Parallel Shared-Memory Simulator Performance for Large ATM Networks

A performance comparison between an optimistic and a conservative parallel simulation kernel is presented. Performance of the parallel kernels is also compared to a central-event-list sequential kernel. A spectrum of ATM network and traffic scenarios representative of those used by ATM networking researchers are used for the comparison. Experiments are conducted with a cell-level ATM network simulator and an 18-processor SGI Power Challenge shared-memory multiprocessor. The results show the performance advantages of parallel simulation over sequential simulation for ATM networks.

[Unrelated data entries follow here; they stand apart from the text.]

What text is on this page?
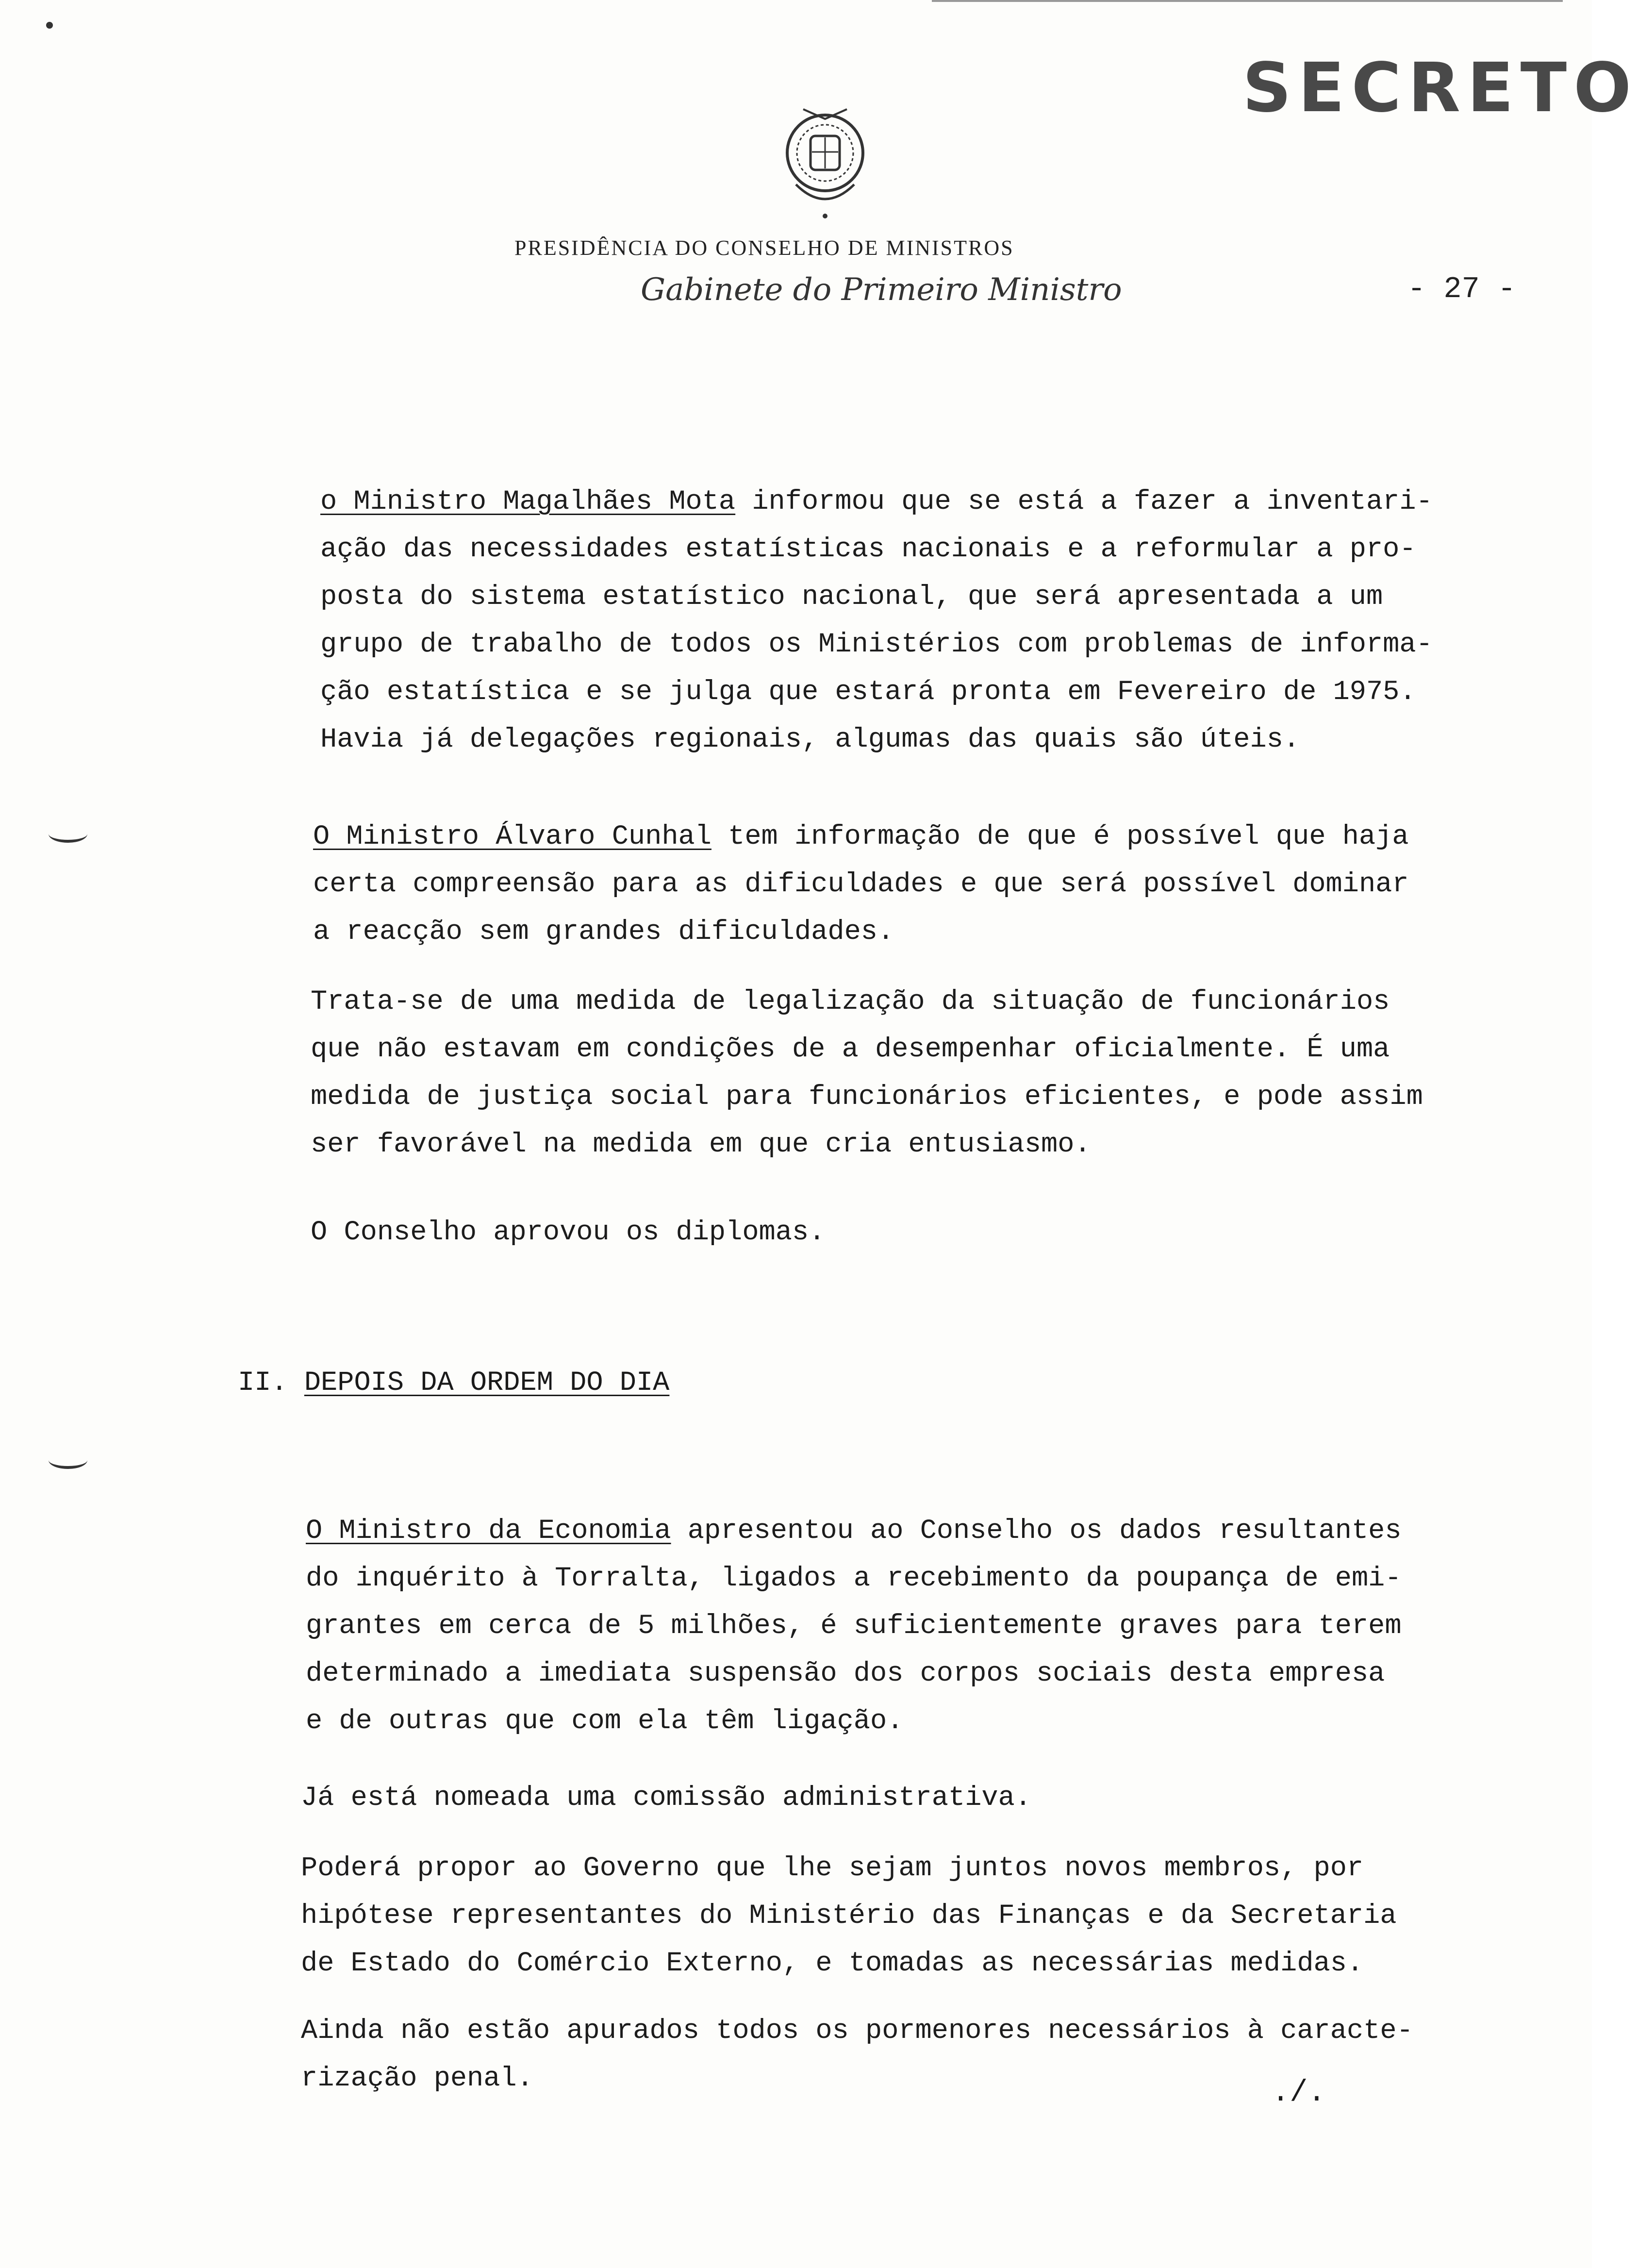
SECRETO
PRESIDÊNCIA DO CONSELHO DE MINISTROS
Gabinete do Primeiro Ministro	- 27 -
o Ministro Magalhães Mota informou que se está a fazer a inventari-
ação das necessidades estatísticas nacionais e a reformular a pro-
posta do sistema estatístico nacional, que será apresentada a um
grupo de trabalho de todos os Ministérios com problemas de informa-
ção estatística e se julga que estará pronta em Fevereiro de 1975.
Havia já delegações regionais, algumas das quais são úteis.
O Ministro Álvaro Cunhal tem informação de que é possível que haja
certa compreensão para as dificuldades e que será possível dominar
a reacção sem grandes dificuldades.
Trata-se de uma medida de legalização da situação de funcionários
que não estavam em condições de a desempenhar oficialmente. É uma
medida de justiça social para funcionários eficientes, e pode assim
ser favorável na medida em que cria entusiasmo.
O Conselho aprovou os diplomas.
II. DEPOIS DA ORDEM DO DIA
O Ministro da Economia apresentou ao Conselho os dados resultantes
do inquérito à Torralta, ligados a recebimento da poupança de emi-
grantes em cerca de 5 milhões, é suficientemente graves para terem
determinado a imediata suspensão dos corpos sociais desta empresa
e de outras que com ela têm ligação.
Já está nomeada uma comissão administrativa.
Poderá propor ao Governo que lhe sejam juntos novos membros, por
hipótese representantes do Ministério das Finanças e da Secretaria
de Estado do Comércio Externo, e tomadas as necessárias medidas.
Ainda não estão apurados todos os pormenores necessários à caracte-
rização penal.	./.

Speedups of 4-5 relative to a fast sequential kernel are achieved on 16 processors for several large irregular ATM benchmark scenarios and the optimistic kernel achieves 2 to 5 times speedup on all 7 benchmarks. However, the relative performance of the two parallel simulation kernels is dependent on the size of the ATM network, the number of traffic sources, and the traffic source types used in the simulation. For some benchmarks the best single point performance is provided by the conservative kernel even on a single processor. Unfortunately, the conservative kernel performance is susceptible to small changes in the modeling code and is outperformed by the optimistic kernel on 5 of the 7 benchmarks. The optimistic parallel simulation kernel thus provides more robust performance, but its speedup is limited by the overheads of its implementation, which make it approximately half the speed of the sequential kernel on one processor. These performance results represent the first comparative analysis of parallel simulation for a spectrum of realistic, irregular, low-granularity, communication network models.